Justice Shah said that such incidents are on the increase nowadays and that these are offences against society.

Update: 2019-04-11 19:05 GMT

New Delhi: In a significant verdict the Supreme Court has held that a person having sex with a woman on the promise of marrying her will amount to rape and her consent will be of no consequence as it is obtained by fraud.

Giving this ruling, a Bench of Justices L. Nageswara Rao and M.R. Shah said this kind of consent obtained by the accused cannot be said to be any consent because she was under the misconception that the accused intends to marry her, therefore, she submitted to sexual intercourse with him. This kind of consent taken by the accused with clear intention not to fulfil the promise and persuading the girl to believe that he is going to marry her and obtained her consent for the sexual intercourse under total misconception cannot be treated as consent.

Writing the judgment, Justice Shah said that such incidents are on the increase nowadays and that these are offences against society.

“Rape is the most morally and physically reprehensible crime in a society, an assault on the body, mind and privacy of the victim. As observed by this court in a catena of decisions, while a murderer destroys the physical frame of the victim, a rapist degrades and defiles the soul of a helpless female,” the Supreme Court observed.

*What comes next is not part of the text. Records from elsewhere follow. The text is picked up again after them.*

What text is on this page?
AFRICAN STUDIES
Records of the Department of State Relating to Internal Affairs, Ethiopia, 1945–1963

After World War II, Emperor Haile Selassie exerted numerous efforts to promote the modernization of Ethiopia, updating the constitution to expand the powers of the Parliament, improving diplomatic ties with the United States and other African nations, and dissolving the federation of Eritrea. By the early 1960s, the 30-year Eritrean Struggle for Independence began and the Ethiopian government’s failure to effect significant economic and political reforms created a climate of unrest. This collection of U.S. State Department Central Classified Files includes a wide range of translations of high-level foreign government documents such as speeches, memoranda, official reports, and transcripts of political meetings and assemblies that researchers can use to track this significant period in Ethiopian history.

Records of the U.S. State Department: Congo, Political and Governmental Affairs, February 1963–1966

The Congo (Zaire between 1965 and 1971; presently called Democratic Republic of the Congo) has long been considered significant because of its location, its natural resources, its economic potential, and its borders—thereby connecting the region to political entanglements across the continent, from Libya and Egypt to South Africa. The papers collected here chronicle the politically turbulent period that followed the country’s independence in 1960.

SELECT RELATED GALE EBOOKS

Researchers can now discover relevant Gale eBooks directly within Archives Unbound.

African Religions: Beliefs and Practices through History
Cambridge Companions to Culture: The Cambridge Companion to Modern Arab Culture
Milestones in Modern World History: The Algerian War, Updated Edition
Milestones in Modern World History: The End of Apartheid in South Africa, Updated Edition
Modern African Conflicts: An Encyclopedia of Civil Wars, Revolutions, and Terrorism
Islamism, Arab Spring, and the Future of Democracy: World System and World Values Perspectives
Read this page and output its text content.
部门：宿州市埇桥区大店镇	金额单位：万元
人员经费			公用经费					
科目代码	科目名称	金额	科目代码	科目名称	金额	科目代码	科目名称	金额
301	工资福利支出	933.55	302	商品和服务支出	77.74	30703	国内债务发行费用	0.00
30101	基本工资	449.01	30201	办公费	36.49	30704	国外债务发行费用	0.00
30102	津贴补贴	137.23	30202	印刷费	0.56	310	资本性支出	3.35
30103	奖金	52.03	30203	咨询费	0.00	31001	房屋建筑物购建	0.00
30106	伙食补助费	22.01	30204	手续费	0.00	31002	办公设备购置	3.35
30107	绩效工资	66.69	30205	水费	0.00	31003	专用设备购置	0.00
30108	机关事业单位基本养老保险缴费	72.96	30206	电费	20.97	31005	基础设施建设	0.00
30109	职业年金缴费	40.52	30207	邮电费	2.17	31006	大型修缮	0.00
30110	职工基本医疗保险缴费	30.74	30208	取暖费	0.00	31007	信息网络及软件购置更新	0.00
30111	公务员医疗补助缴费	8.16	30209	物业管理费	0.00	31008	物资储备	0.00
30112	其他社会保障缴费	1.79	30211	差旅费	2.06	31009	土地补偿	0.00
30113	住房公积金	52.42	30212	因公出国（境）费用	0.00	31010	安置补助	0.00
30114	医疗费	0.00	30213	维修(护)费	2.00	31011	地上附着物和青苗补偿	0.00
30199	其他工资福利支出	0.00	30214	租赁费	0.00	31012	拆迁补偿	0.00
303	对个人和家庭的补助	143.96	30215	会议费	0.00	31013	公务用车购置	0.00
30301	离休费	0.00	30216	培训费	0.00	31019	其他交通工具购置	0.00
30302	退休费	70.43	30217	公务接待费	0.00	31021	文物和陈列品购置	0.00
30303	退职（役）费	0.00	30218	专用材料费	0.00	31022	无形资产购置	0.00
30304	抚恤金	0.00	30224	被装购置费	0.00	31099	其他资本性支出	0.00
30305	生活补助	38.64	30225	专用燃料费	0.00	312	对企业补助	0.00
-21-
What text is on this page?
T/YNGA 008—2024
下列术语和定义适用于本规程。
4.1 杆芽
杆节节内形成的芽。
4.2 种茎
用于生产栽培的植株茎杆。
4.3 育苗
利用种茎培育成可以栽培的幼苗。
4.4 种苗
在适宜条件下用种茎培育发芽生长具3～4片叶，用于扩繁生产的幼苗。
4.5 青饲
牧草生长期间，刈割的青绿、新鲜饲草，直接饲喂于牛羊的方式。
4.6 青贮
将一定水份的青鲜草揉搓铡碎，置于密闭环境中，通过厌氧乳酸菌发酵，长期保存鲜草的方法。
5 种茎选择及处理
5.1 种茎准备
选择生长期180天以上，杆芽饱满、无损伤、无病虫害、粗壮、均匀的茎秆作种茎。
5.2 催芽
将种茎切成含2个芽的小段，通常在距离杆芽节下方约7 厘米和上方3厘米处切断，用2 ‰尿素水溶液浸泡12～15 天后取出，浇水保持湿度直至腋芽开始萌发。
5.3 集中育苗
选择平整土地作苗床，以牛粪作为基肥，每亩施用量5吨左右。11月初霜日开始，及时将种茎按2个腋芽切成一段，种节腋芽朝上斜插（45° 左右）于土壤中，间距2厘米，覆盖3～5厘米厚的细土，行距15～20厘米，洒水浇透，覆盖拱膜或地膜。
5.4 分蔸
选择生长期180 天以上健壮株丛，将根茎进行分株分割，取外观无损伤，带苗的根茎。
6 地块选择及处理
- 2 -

The Bench, slapping a seven-year imprisonment on the appellant doctor Anurag Soni, said rape reduces a woman to an animal as it shakes the very core of her life. “By no means can a rape victim be called an accomplice. Rape leaves a permanent scar on the life of the victim. Rape is a crime against the entire society and violates the human rights of the victim. Being the most hated crime, rape is tantamount to a serious blow to the supreme honour of a woman, and offends both her esteem and dignity,” the court said.